We know protein is essential for muscle development and carbs are needed for energy, but what role do fats play?
Facts about dietary fat:
Fats have more calories per gram (9) than both protein and carbohydrates (4).
Fats can be classified as monounsaturated, polyunsaturated, saturated, and trans based on their molecular structure.
Fat makes food taste better so beware of “no fat” labeled foods. Chances are they are loaded with sugar.
Fats play a crucial role in our health. Joint structure, cell membranes, and hormonal production are all dependent on adequate intake of healthy fats. There are also many vitamins including vitamin A, D, E, and K that are fat-soluble, meaning they require fat to be absorbed fully in the body. Muscle growth is also dependent on a fat-based steroid hormone, so if adequate intake of fat is not met you will not build as much muscle as possible.
What are healthy fats?
We have all heard that we should be eating “healthy” fats, but what does that mean? Almost all fats are healthy except for trans fat, some needing to be consumed in greater quantities than others. Monounsaturated and polyunsaturated fats are considered healthy fats which help to increase HDL cholesterol and decrease the more unhealthy LDL cholesterol. Foods containing omega 3 and 6 fatty acids are considered essential since the body cannot make them from other nutrients. Saturated fats have health and body composition benefits, but it is common to overeat this type of fat and should be limited.
How much fat should you be eating?
Ten percent of your bodyweight in grams of fat should be considered the minimum daily consumption. Optimal intake will be closer to ten percent of total daily calories. One thing about fat is that there isn’t much of a drawback from overconsumption of the healthier options. Over consuming protein will wreak havoc on your kidneys. Too many carbohydrates in the diet could predispose you to insulin sensitivity and lead you to pre diabetic complications. As long as calories are maintained, more healthy fats don’t pose much of a problem. With that in mind, an increase in fat consumption should be considered when looking to gain mass.
On the other hand, fat – when trying to lose weight – can serve different purposes. Decreasing fat in your diet can help lose weight more easily, since fats have more than double the calories per gram than both protein and carbs. Keeping fats high in the diet can also be helpful when attempting to lose weight as it is easier to overeat less filling carbohydrates.
When should you eat fats?
Proper nutrient timing in your nutrition plan can help maximize results. Fats are digested much slower than protein and carbs, so eating a fatty meal before, during, or immediately after a workout or game is not optimal. Carbs should be eaten closer to physical activity because of the fast absorption – they can be used immediately. Protein is also something we want to be absorbed quickly following a workout to maximize muscle growth. Eating something like barbecue post workout might seem like a good idea since you know you’re getting a lot of protein, but because of the high fat content, those amino acids won’t be absorbed until hours later. Think about eating carbs closer to activity and fats further away from competition/practice. Also consider consuming some fat and protein as your last meal of the day. Because of the delayed digestion from the fats, you can be assured to receive a gradual dose of amino acids throughout the night as you sleep.

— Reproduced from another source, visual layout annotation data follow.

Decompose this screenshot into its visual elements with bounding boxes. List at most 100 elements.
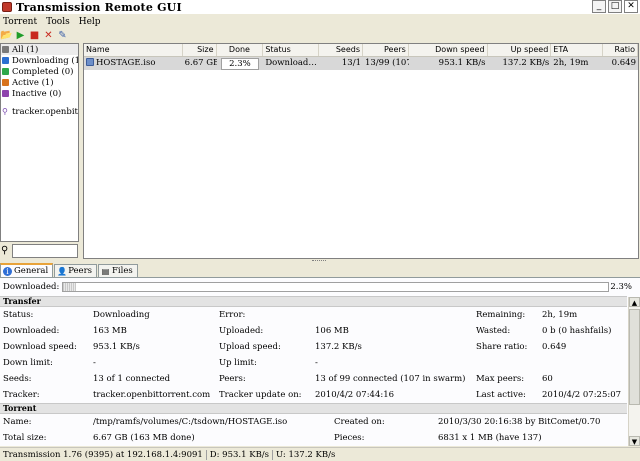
downloaded-row: Downloaded: 2.3% xyxy=(0,278,640,296)
toolbar: 📂 ▶ ■ ✕ ✎ xyxy=(0,29,80,43)
tab-peers[interactable]: 👤 Peers xyxy=(54,264,98,277)
filter-downloading[interactable]: Downloading (1) xyxy=(1,55,78,66)
detail-label: Upload speed: xyxy=(219,342,281,352)
status-upload-speed: U: 137.2 KB/s xyxy=(276,449,336,460)
downloaded-progress-fill xyxy=(63,283,76,291)
scroll-up-arrow-icon[interactable]: ▲ xyxy=(629,297,640,307)
column-eta[interactable]: ETA xyxy=(551,44,604,56)
tab-files[interactable]: ▤ Files xyxy=(98,264,138,277)
column-name[interactable]: Name xyxy=(84,44,183,56)
column-up-speed[interactable]: Up speed xyxy=(488,44,552,56)
filter-downloading-icon xyxy=(2,57,9,64)
search-icon: ⚲ xyxy=(1,244,9,256)
filter-tracker[interactable]: ⚲ tracker.openbittorrent.com xyxy=(1,106,78,117)
detail-label: Tracker: xyxy=(3,390,40,400)
torrent-ratio: 0.649 xyxy=(611,58,636,68)
column-ratio[interactable]: Ratio xyxy=(603,44,638,56)
filter-label: All (1) xyxy=(12,44,39,55)
menu-tools[interactable]: Tools xyxy=(43,17,76,27)
menu-help[interactable]: Help xyxy=(76,17,107,27)
detail-label: Wasted: xyxy=(476,326,511,336)
column-size[interactable]: Size xyxy=(183,44,217,56)
detail-label: Share ratio: xyxy=(476,342,528,352)
torrent-grid: Name: /tmp/ramfs/volumes/C:/tsdown/HOSTAG… xyxy=(0,414,627,446)
status-bar: Transmission 1.76 (9395) at 192.168.1.4:… xyxy=(0,447,640,461)
torrent-done: 2.3% xyxy=(220,58,260,70)
detail-value: 953.1 KB/s xyxy=(93,342,140,352)
torrent-row[interactable]: HOSTAGE.iso 6.67 GB 2.3% Downloading 13/… xyxy=(84,57,638,70)
folder-open-icon[interactable]: 📂 xyxy=(0,31,12,42)
close-button[interactable]: ✕ xyxy=(624,0,638,13)
menu-torrent[interactable]: Torrent xyxy=(0,17,43,27)
scroll-down-arrow-icon[interactable]: ▼ xyxy=(629,436,640,446)
detail-label: Total size: xyxy=(3,433,47,443)
downloaded-percent: 2.3% xyxy=(610,282,632,292)
general-details: Downloaded: 2.3% Transfer Status: Downloa… xyxy=(0,278,640,446)
filter-label: Inactive (0) xyxy=(12,88,62,99)
app-icon xyxy=(2,2,12,12)
filter-search-row: ⚲ xyxy=(0,242,79,259)
filter-active[interactable]: Active (1) xyxy=(1,77,78,88)
detail-label: Last active: xyxy=(476,390,526,400)
column-status[interactable]: Status xyxy=(263,44,320,56)
torrent-section-header: Torrent xyxy=(0,403,627,414)
detail-value: 6.67 GB (163 MB done) xyxy=(93,433,195,443)
torrent-down-speed: 953.1 KB/s xyxy=(438,58,486,68)
detail-value: 106 MB xyxy=(315,326,349,336)
detail-value: 2010/3/30 20:16:38 by BitComet/0.70 xyxy=(438,417,601,427)
filter-label: Completed (0) xyxy=(12,66,74,77)
status-download-speed: D: 953.1 KB/s xyxy=(207,449,274,460)
filter-inactive[interactable]: Inactive (0) xyxy=(1,88,78,99)
scroll-thumb[interactable] xyxy=(629,309,640,405)
detail-label: Status: xyxy=(3,310,34,320)
column-peers[interactable]: Peers xyxy=(363,44,409,56)
info-icon: i xyxy=(3,266,12,276)
torrent-eta: 2h, 19m xyxy=(553,58,589,68)
detail-value: tracker.openbittorrent.com xyxy=(93,390,211,400)
details-tabs: i General 👤 Peers ▤ Files xyxy=(0,263,640,278)
column-down-speed[interactable]: Down speed xyxy=(409,44,488,56)
detail-label: Created on: xyxy=(334,417,385,427)
tab-general[interactable]: i General xyxy=(0,263,54,277)
remove-icon[interactable]: ✕ xyxy=(43,31,54,42)
detail-label: Tracker update on: xyxy=(219,390,302,400)
detail-label: Up limit: xyxy=(219,358,257,368)
detail-value: 2010/4/2 07:25:07 xyxy=(542,390,622,400)
detail-value: 0 b (0 hashfails) xyxy=(542,326,612,336)
detail-label: Download speed: xyxy=(3,342,77,352)
tab-label: Peers xyxy=(68,266,93,276)
detail-value: /tmp/ramfs/volumes/C:/tsdown/HOSTAGE.iso xyxy=(93,417,288,427)
detail-label: Remaining: xyxy=(476,310,526,320)
peers-icon: 👤 xyxy=(57,266,68,276)
details-scrollbar[interactable]: ▲ ▼ xyxy=(628,297,640,446)
filter-all[interactable]: All (1) xyxy=(1,44,78,55)
detail-value: 13 of 1 connected xyxy=(93,374,171,384)
detail-value: 163 MB xyxy=(93,326,127,336)
minimize-button[interactable]: _ xyxy=(592,0,606,13)
detail-label: Name: xyxy=(3,417,32,427)
detail-label: Uploaded: xyxy=(219,326,264,336)
detail-label: Peers: xyxy=(219,374,246,384)
filter-inactive-icon xyxy=(2,90,9,97)
filter-completed-icon xyxy=(2,68,9,75)
column-seeds[interactable]: Seeds xyxy=(319,44,363,56)
column-done[interactable]: Done xyxy=(217,44,264,56)
detail-value: 13 of 99 connected (107 in swarm) xyxy=(315,374,466,384)
detail-label: Max peers: xyxy=(476,374,525,384)
stop-icon[interactable]: ■ xyxy=(29,31,40,42)
downloaded-label: Downloaded: xyxy=(3,282,60,292)
filter-completed[interactable]: Completed (0) xyxy=(1,66,78,77)
torrent-up-speed: 137.2 KB/s xyxy=(502,58,550,68)
downloaded-progress-bar xyxy=(62,282,610,292)
title-bar: Transmission Remote GUI _ □ ✕ xyxy=(0,0,640,14)
properties-icon[interactable]: ✎ xyxy=(57,31,68,42)
torrent-peers: 13/99 (107) xyxy=(364,58,409,68)
detail-value: - xyxy=(315,358,318,368)
transfer-grid: Status: Downloading Error: Remaining: 2h, 19… xyxy=(0,307,627,403)
detail-label: Error: xyxy=(219,310,246,320)
detail-value: Downloading xyxy=(93,310,150,320)
filter-label: tracker.openbittorrent.com xyxy=(12,106,78,117)
start-icon[interactable]: ▶ xyxy=(15,31,26,42)
filter-search-input[interactable] xyxy=(12,243,78,258)
maximize-button[interactable]: □ xyxy=(608,0,622,13)
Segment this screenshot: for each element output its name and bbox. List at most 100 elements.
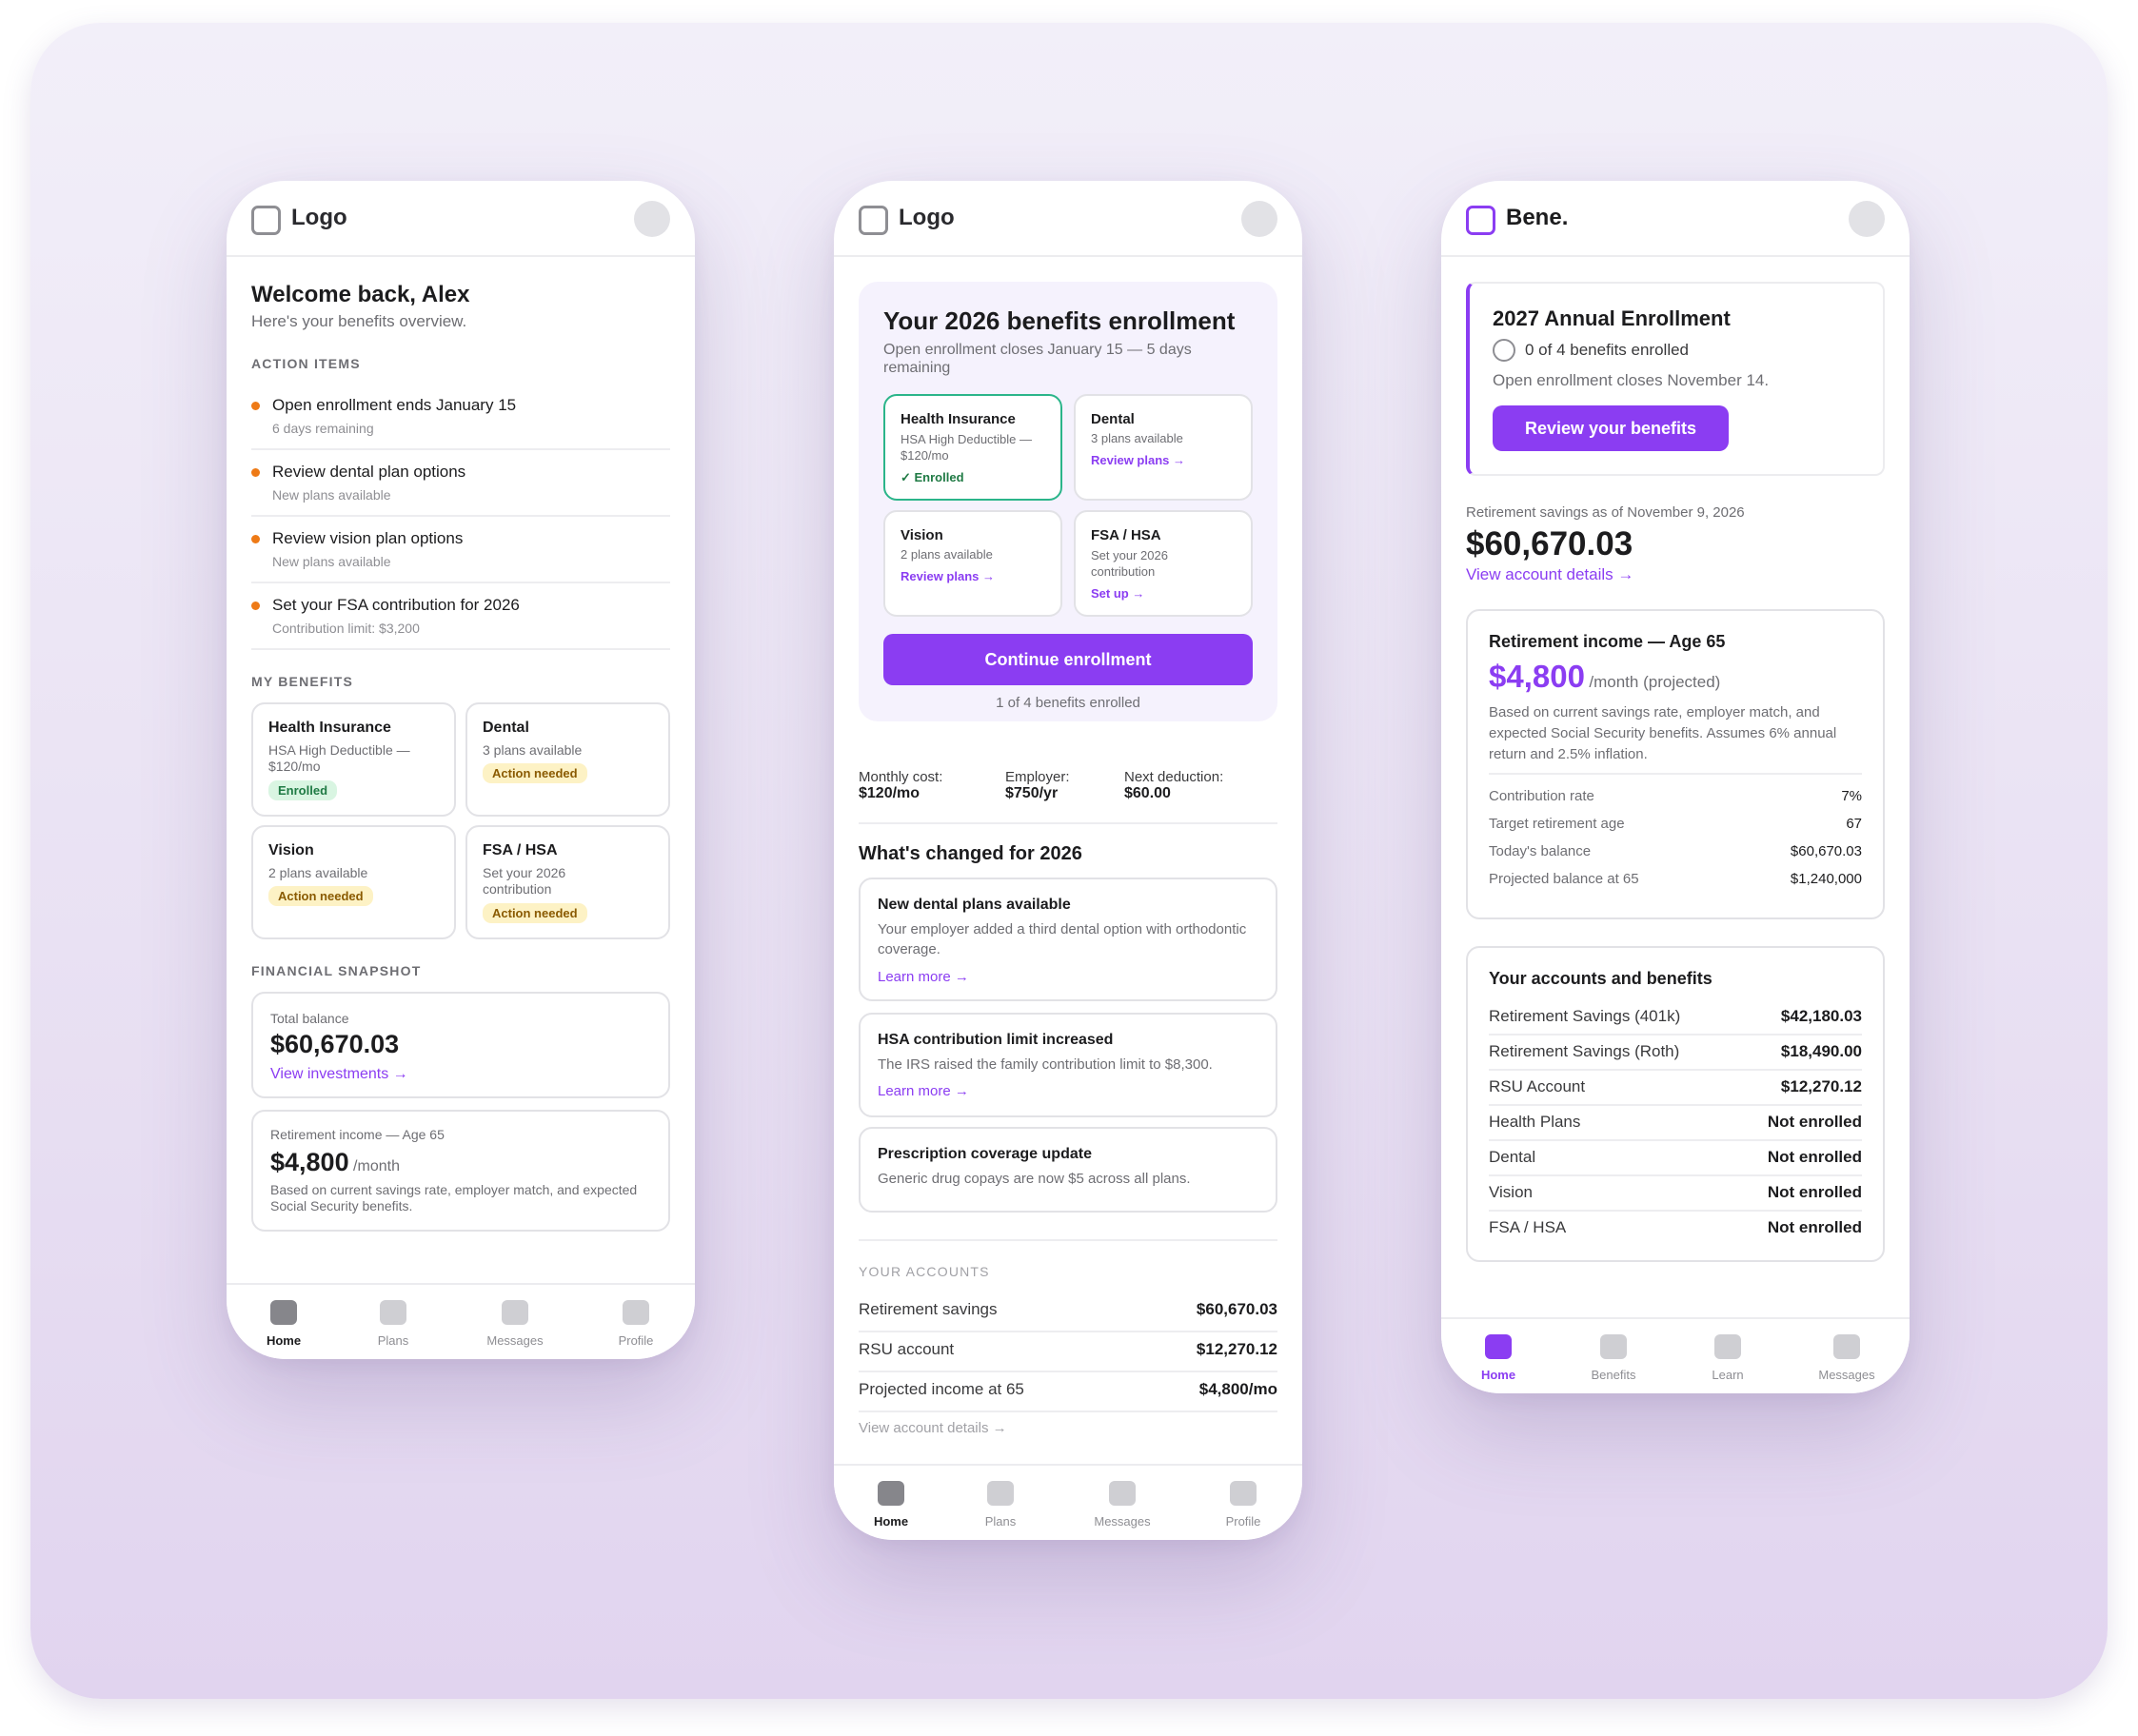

Now that we know more about fats we should have a better idea on what healthy fats consist of, what ratios we should be eating them in, and when the best time is to eat them. Protein and carbs get the majority of the attention when talking nutrition, and rightfully so. After reading this I hope that you now have greater appreciation for the role of fats in the diet and the vital role they play in overall health and optimal athletic performance.